Она заснула под утро, полная любопытства и предвкушений, как в детстве перед Новым годом. Ее мучили две мысли: как именно подействует открытка на Фаниса, и проявится ли еще что-нибудь на снимке?
Утром она вышла из дома пораньше. По дороге прихватила внизу, у консьержа, удачно подвернувшийся свежий выпуск рекламной газеты какой-то крупной торговой сети, закинула в серединку открытку и положила себе на стол.
Фанис, едва зашел и снял куртку, тут же обратил внимание на газету. Он мечтал о какой-нибудь фантастической распродаже, поэтому не пропускал ни одного рекламного выпуска.
– А что это у вас?
– Да вот, такая милая девушка на улице раздавала, я не могла отказать, – соврала Софья. – Возьмите себе, если хотите.

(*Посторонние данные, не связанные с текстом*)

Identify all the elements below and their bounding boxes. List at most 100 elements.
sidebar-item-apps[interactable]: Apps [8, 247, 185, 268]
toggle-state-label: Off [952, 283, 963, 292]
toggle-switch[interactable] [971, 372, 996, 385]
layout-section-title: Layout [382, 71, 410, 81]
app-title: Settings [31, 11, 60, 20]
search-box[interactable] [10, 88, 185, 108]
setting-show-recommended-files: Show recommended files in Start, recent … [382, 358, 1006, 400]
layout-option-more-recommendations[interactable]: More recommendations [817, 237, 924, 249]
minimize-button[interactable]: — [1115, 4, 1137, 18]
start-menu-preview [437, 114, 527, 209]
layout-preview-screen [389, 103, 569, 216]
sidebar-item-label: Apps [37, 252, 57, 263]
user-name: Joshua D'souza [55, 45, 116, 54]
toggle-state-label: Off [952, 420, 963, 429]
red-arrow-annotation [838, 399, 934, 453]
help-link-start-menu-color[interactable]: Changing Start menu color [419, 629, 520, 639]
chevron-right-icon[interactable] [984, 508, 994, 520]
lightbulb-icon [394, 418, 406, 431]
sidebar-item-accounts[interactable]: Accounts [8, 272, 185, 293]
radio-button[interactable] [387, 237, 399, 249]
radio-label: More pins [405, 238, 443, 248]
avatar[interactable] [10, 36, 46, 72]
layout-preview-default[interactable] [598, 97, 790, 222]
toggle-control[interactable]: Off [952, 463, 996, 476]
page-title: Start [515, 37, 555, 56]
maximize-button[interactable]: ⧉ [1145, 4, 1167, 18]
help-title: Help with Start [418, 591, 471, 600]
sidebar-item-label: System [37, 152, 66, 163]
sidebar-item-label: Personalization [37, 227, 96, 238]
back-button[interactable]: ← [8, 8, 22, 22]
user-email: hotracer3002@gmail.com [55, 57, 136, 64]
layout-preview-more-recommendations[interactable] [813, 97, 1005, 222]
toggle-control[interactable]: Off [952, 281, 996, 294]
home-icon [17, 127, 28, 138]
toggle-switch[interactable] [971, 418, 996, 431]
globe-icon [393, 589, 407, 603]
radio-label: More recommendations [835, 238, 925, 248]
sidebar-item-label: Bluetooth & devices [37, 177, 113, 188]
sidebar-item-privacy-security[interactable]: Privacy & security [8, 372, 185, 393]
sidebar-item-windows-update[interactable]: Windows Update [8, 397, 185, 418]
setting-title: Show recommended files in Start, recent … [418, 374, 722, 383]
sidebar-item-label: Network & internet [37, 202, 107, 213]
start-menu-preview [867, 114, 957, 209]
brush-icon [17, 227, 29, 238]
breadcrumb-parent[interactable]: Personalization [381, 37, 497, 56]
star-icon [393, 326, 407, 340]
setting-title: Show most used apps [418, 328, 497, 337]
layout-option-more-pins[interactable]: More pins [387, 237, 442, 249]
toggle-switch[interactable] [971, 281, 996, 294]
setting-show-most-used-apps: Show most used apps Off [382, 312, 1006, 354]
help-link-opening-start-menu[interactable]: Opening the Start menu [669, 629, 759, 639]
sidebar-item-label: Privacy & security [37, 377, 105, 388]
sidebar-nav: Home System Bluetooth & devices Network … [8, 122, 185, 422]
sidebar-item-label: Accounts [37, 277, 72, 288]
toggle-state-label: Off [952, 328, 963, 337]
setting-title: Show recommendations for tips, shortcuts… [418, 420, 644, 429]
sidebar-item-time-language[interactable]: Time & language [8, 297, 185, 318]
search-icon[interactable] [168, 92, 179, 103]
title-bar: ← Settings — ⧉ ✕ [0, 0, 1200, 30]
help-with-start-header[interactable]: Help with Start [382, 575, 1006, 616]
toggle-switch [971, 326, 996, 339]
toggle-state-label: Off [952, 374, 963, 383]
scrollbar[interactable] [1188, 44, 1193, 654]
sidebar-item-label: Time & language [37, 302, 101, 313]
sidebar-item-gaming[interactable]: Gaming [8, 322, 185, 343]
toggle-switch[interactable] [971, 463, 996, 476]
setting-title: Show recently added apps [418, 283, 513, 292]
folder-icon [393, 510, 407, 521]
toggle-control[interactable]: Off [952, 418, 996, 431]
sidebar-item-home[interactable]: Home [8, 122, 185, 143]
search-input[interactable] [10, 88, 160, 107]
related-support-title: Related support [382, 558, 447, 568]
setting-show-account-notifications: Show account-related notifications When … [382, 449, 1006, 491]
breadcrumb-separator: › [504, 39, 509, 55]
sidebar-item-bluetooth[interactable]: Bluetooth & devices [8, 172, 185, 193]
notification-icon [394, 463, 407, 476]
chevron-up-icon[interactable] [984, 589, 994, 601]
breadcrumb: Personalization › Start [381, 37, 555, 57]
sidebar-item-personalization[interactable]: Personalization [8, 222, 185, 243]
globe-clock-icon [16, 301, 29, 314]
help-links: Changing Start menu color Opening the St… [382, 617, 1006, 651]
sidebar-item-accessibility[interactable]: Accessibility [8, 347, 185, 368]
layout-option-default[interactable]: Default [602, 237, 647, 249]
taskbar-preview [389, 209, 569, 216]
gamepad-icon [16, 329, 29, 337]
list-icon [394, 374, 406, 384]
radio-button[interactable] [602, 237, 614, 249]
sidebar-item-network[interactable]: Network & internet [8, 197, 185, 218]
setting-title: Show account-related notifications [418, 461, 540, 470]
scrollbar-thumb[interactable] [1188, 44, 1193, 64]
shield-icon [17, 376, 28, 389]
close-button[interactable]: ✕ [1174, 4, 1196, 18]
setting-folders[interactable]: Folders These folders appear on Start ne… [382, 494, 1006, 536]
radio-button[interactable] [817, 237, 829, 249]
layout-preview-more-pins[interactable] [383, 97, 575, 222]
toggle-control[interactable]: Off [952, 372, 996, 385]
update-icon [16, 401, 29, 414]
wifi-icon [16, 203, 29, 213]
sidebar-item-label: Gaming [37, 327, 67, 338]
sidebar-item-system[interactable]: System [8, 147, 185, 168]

Он развернул газету, на пол выпала карточка. Фанис поднял ее и долго разглядывал.
– Ишь, реклама! Придумают же, йоханый бабай!
Софья вглядывалась в его лицо, с нетерпением переминаясь с ноги на ногу. Словно высматривала результаты лотереи с пачкой выигрышных билетов в руках.
– Все равно дорого, блин, – вздохнул Фанис и унес открытку на свое место.